«Bonjour, j’ai créé une entreprise sociale et je souhaite lever des fonds, mais sans vraiment savoir comment faire. Est-ce que vous auriez des conseils ? »
Chez makesense, nous rencontrons tous les jours des entrepreneur·ses sociaux perdus ou démunis face à la question de la levée de fonds. Souvent présentée comme le Graal de l’entreprise en forte croissance, la levée de fonds reste encore un parcours du combattant pour nombre d’entrepreneur·ses sociaux.
Bien que convaincus que le focus principal de tout entrepreneur social doit rester la multiplication du nombre de vies positivement impactées (davantage que le nombre d’euros levés – cf article “Start-Up Sociale“ ? De la course aux levées de fonds à celle des vies impactées), voici les principales questions à te poser avant de te lancer dans une levée de fonds auprès d’investisseurs ?
Est-ce que la levée de fonds est le mode de financement adapté à mon projet ?
La levée de fonds est un mode de financement adapté à des modèles d’affaires qui (1) ont un fort potentiel de croissance (car les financeurs attendent un retour sur investissement) et (2) sont encore souvent assez risqués (pas encore de chiffre d’affaires).
Comme tout financement, une levée de fonds et l’intégration d’investisseurs dans l’entreprise comportent des avantages et des inconvénients.
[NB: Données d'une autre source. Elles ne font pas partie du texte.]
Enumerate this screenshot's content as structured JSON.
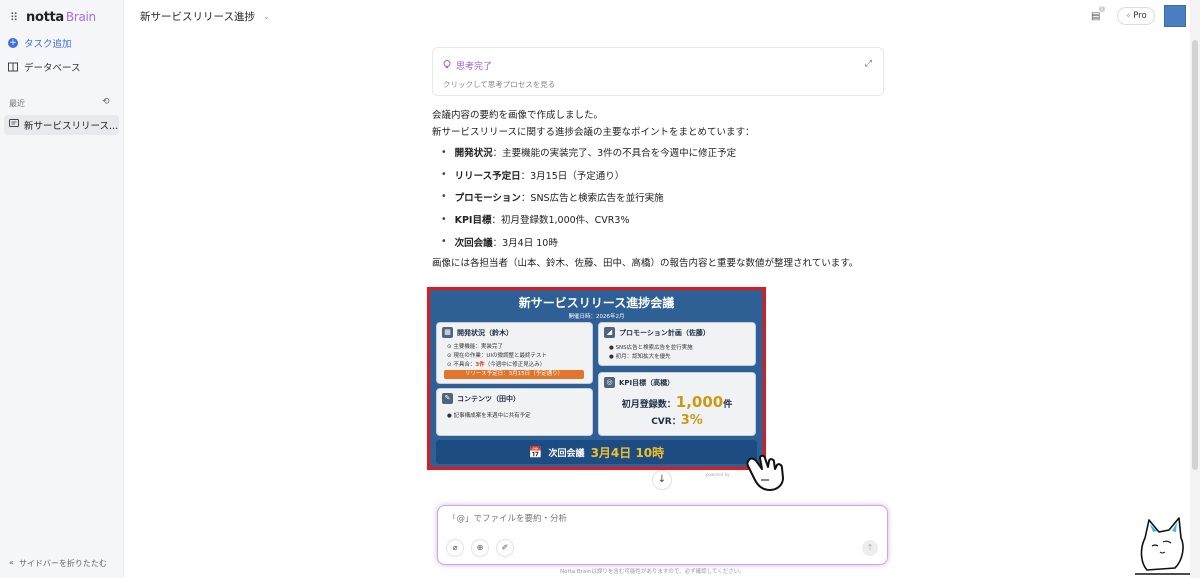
{
  "app": {
    "logo": "notta",
    "logo_suffix": "Brain"
  },
  "sidebar": {
    "add_task": "タスク追加",
    "database": "データベース",
    "recent_label": "最近",
    "recent_items": [
      "新サービスリリース..."
    ],
    "collapse": "サイドバーを折りたたむ"
  },
  "header": {
    "title": "新サービスリリース進捗",
    "badge": "1",
    "pro": "Pro"
  },
  "thinking": {
    "title": "思考完了",
    "subtitle": "クリックして思考プロセスを見る"
  },
  "message": {
    "line1": "会議内容の要約を画像で作成しました。",
    "line2": "新サービスリリースに関する進捗会議の主要なポイントをまとめています：",
    "bullets": [
      {
        "label": "開発状況",
        "text": "：主要機能の実装完了、3件の不具合を今週中に修正予定"
      },
      {
        "label": "リリース予定日",
        "text": "：3月15日（予定通り）"
      },
      {
        "label": "プロモーション",
        "text": "：SNS広告と検索広告を並行実施"
      },
      {
        "label": "KPI目標",
        "text": "：初月登録数1,000件、CVR3%"
      },
      {
        "label": "次回会議",
        "text": "：3月4日 10時"
      }
    ],
    "tail": "画像には各担当者（山本、鈴木、佐藤、田中、高橋）の報告内容と重要な数値が整理されています。"
  },
  "infographic": {
    "title": "新サービスリリース進捗会議",
    "date": "開催日時：2026年2月",
    "dev": {
      "heading": "開発状況（鈴木）",
      "l1": "主要機能：実装完了",
      "l2": "現在の作業：UIの微調整と最終テスト",
      "l3_prefix": "不具合：",
      "l3_red": "3件",
      "l3_suffix": "（今週中に修正見込み）",
      "release": "リリース予定日：3月15日（予定通り）"
    },
    "content": {
      "heading": "コンテンツ（田中）",
      "l1": "記事構成案を来週中に共有予定"
    },
    "promo": {
      "heading": "プロモーション計画（佐藤）",
      "l1": "SNS広告と検索広告を並行実施",
      "l2": "初月：認知拡大を優先"
    },
    "kpi": {
      "heading": "KPI目標（高橋）",
      "reg_label": "初月登録数：",
      "reg_value": "1,000",
      "reg_unit": "件",
      "cvr_label": "CVR：",
      "cvr_value": "3%"
    },
    "next": {
      "label": "次回会議",
      "value": "3月4日 10時"
    },
    "powered": "powered by"
  },
  "input": {
    "placeholder": "「@」でファイルを要約・分析"
  },
  "disclaimer": "Notta Brainは誤りを含む可能性がありますので、必ず確認してください。"
}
Premier rappel, malgré l’absence de taux d’intérêt et d’une date fixe à laquelle l’argent doit être retourné, il ne s’agit pas d’argent gratuit. Les investisseurs s’attendent à une valorisation de leurs parts. C’est pourquoi nous conseillons aux entrepreneurs d’étudier les implications d’une levée avant d’adopter cette démarche, et de prendre le temps de se poser quelques questions.
Quelle est mon ambition personnelle au sein de mon entreprise sociale à moyen-long terme ?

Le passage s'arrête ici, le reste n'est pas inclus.